Lovely stuff, surprising that the Chloe connection has seemingly never come up before. Sarah Alexander in a very early screen test for M-Corp there.
It’s probably for the best that Chloë Annett bound helpless to a stake wasn’t a widely-circulated image before today.
Is Alex Kingston supposed to be from the west country or has an injury affected her central nervous system and the speech centre in her brain?
Thank you Thomas! I’d like to write something on the locations used in Red Dwarf at some point – proper then and now pieces, with comparison shots. Hmmm…
If you want a slightly more tenuous connection (of course you do – you’re on G&T, aren’t you?), the bloke who plays the Friar in Covington Cross is Paul Brooke, who also played Friar Bellows in The Black Adder, which Chris Barrie later appeared in (and Howard Goodall composed the theme tune for).

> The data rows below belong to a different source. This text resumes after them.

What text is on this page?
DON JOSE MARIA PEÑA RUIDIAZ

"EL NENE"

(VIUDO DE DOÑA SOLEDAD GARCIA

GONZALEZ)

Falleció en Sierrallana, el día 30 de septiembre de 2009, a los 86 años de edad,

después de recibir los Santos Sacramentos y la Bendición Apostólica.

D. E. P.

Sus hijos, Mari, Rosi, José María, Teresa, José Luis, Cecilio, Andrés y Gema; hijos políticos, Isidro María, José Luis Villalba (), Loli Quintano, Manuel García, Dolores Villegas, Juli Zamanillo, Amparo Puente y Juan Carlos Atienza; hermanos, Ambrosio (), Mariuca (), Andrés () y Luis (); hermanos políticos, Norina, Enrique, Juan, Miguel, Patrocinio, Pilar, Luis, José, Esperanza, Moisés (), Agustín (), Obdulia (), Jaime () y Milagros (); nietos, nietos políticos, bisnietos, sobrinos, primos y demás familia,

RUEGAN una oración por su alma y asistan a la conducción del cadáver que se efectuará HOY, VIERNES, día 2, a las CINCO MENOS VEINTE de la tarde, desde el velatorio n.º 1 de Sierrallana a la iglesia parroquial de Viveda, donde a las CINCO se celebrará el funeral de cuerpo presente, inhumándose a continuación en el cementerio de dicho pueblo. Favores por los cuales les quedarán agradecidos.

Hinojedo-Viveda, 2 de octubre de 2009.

Here’s an interesting thing about Covington Cross: Covington is not a notable English name. It doesn’t seem to really exist very commonly as a surname, and the only place in the country with that name is a tiny village in Cambridge. But in America, it’s really prevalent – there are loads of places called it, and lots of notable people with it as a surname, too. It seems like it’s a name that originated here but didn’t really become widespread, got carried over to America at some point, and did – but with the feeling among Americans that it’s “a British name”. Which is how you end up with an American TV show set in Britain called Covington Cross, and (in an example I was reminded of last night) Peter Serafinowicz playing a character called “Lord Covington” on Parks and Rec.